Not documented how to tell why the wait failed and returned false, and it appears you need to care.
Yes, INFINITE would be a better name for the all-bits-set value than -1. And GetLastError() works after failure (though the only thing you would expect to see is ERROR_TIMEOUT). I’ll ask for those to be fixed.
How about “Low memory conditions”? I’ll bet there’s a specific code for that one.
You can treat that the same as a spurious wake-up. Spurious wake-ups mean that the return value of WaitOnAddress is largely meaningless.
I got used to a particular idiom; that is, decode all expected cases from GetLastError() and propagate any unexpected case. This is really hard unless all expected cases have documented return values for GetLastError() here; else an unexpected error condition on a future version of Windows can send the app into an infinite loop.
So how many bytes does a createevent call allocate anyway
Wouldn’t it be great if WaitOnAddress could use the debug registers and/or page table hackery so you never had to call Wake…
You could roll your own there by allocating a page and setting the permissions to readonly. Call WaitOnAddress on one of those pages.
Then you could trap writes and call WakeByAddressSingle yourself.
Might as well just use an Event though.
The performance of taking a page fault or a trap would be horrible. Not all processor have debug registers, and even for x86, it would mean that you could have only four active WaitOnAddress calls at a time.
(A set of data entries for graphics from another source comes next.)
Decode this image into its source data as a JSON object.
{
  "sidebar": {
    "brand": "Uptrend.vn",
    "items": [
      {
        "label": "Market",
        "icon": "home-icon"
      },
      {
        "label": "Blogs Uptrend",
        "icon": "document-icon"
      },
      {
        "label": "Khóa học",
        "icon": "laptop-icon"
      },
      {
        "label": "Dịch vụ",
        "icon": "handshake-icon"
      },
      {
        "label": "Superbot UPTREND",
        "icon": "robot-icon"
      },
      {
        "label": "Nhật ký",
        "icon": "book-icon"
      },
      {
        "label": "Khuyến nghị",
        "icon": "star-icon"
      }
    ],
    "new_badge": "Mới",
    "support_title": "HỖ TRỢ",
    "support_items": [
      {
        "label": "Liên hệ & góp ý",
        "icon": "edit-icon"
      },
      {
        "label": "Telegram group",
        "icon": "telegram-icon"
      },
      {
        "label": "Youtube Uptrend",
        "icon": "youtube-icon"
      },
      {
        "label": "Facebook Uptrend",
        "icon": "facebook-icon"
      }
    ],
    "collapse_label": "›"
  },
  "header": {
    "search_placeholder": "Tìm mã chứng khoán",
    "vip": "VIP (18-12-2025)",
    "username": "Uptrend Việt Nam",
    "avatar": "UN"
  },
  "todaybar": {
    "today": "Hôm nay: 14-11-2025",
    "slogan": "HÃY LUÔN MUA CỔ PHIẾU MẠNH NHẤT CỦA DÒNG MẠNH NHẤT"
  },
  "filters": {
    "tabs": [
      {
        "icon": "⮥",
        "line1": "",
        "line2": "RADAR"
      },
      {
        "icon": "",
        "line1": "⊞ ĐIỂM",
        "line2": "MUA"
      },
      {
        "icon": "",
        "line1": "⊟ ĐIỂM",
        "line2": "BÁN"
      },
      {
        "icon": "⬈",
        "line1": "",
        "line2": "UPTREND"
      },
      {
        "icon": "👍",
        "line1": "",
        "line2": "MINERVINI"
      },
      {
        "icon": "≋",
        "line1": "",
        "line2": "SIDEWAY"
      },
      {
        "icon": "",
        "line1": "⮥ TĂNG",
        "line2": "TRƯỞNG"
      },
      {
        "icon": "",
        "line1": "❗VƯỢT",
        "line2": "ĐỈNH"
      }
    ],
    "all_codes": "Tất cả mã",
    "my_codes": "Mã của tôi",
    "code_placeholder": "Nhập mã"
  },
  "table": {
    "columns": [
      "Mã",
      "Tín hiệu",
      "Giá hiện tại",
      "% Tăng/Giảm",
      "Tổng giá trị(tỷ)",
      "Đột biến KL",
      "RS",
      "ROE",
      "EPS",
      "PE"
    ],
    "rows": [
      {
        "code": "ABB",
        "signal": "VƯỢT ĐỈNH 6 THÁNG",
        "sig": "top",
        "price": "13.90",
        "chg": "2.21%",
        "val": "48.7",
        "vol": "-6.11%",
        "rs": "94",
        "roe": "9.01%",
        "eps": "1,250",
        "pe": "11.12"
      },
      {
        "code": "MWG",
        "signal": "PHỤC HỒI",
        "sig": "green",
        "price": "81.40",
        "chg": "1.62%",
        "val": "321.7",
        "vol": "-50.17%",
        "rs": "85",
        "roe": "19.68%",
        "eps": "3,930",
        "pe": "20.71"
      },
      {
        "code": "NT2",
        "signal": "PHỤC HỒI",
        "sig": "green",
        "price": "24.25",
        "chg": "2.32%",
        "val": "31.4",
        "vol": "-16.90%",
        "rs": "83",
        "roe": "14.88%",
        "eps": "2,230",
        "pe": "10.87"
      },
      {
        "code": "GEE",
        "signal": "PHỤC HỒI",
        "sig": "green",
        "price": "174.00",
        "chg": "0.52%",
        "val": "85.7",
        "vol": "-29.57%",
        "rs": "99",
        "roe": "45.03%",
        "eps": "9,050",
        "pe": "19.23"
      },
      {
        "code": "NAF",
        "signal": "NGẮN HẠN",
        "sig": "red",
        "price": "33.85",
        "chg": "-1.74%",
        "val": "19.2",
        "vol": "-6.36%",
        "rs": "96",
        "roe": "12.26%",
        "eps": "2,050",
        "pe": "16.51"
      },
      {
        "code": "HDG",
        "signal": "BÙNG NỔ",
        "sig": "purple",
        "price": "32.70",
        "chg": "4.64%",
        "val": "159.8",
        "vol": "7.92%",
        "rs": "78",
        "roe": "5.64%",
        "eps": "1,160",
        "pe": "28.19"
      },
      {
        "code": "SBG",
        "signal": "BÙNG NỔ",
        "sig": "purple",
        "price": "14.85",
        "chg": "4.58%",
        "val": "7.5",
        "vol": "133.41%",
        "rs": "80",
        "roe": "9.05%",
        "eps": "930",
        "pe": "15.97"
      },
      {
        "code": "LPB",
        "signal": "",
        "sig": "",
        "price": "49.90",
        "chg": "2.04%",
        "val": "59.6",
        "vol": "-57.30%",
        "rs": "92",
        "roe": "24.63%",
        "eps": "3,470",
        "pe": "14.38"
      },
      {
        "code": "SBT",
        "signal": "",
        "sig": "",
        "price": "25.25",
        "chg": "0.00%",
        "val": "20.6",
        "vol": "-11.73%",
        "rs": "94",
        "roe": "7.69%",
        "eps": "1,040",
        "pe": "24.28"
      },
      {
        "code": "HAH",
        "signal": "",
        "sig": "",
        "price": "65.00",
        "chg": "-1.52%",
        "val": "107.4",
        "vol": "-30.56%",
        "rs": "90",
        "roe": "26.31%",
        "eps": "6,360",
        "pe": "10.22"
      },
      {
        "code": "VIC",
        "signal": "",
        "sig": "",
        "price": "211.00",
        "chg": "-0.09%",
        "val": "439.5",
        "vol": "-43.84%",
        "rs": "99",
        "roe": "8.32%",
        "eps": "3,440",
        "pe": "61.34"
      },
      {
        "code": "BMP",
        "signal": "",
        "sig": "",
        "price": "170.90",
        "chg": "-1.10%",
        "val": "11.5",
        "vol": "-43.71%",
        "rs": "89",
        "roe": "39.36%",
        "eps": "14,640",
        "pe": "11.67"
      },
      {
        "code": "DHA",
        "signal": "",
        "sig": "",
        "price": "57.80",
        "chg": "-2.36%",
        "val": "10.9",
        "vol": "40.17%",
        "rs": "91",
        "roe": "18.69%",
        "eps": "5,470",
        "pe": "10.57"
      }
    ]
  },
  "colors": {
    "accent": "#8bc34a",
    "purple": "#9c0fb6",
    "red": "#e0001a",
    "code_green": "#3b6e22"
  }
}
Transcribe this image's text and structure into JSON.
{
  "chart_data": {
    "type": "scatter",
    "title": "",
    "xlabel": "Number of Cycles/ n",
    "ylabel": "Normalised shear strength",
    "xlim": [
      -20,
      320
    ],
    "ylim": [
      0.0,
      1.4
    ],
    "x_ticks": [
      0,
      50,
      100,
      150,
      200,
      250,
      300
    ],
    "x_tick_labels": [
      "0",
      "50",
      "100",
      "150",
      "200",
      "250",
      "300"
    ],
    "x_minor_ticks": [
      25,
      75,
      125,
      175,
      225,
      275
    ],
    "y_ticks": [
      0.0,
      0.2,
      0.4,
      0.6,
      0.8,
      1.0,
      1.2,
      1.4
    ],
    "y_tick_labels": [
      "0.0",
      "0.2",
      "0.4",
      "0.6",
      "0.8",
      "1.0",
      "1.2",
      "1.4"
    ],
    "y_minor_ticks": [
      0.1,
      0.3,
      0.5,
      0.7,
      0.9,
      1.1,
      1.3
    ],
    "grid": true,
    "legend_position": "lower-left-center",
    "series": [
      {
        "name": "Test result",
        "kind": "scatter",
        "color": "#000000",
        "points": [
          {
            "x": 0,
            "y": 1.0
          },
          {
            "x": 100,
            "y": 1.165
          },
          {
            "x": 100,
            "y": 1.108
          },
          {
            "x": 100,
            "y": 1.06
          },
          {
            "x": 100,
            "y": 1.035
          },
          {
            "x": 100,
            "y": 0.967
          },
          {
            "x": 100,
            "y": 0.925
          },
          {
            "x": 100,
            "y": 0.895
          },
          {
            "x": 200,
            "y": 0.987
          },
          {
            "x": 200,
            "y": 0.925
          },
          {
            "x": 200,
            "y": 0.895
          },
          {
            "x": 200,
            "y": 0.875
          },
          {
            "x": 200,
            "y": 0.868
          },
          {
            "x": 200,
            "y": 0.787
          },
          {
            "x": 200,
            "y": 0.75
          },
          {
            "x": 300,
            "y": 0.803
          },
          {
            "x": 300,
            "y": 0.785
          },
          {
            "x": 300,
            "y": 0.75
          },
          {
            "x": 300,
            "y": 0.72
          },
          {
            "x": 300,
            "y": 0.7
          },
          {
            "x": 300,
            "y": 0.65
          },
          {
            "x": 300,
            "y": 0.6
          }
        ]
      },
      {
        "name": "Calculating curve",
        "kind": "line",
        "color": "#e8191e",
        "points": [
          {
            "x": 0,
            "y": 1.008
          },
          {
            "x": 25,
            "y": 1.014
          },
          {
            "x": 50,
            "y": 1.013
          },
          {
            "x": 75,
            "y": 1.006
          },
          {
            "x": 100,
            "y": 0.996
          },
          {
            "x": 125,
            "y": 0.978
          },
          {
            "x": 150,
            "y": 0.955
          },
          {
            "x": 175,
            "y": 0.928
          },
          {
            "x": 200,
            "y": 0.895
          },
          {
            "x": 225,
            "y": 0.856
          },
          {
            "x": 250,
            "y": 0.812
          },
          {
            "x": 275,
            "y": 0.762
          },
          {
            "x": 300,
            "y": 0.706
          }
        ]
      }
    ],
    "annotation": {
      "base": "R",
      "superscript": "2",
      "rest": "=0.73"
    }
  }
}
Oh, I know. I was kidding. The whole point of WaitOnAddress is that it’s mostly (entirely?) in user space if there’s no contention.
Why can’t WaitOnAddress handle the spurious wake internally?
If you wait on a byte address, does this get triggered by writes to the same cache line? Example, most systems have cache lines of 32 or 64 bits. Lets say you wait on the low order byte, but write to the upper order byte. It dirties the whole cache line. Do you rely on hardware interrupts to trigger this function – and/or does WaitOnAddress have to mask for the correct bits?
I ask because it could be a performance issue.
As noted in part 1 if the series, you must explicitly call WakeByAddressAll or WakeByAddressSingle.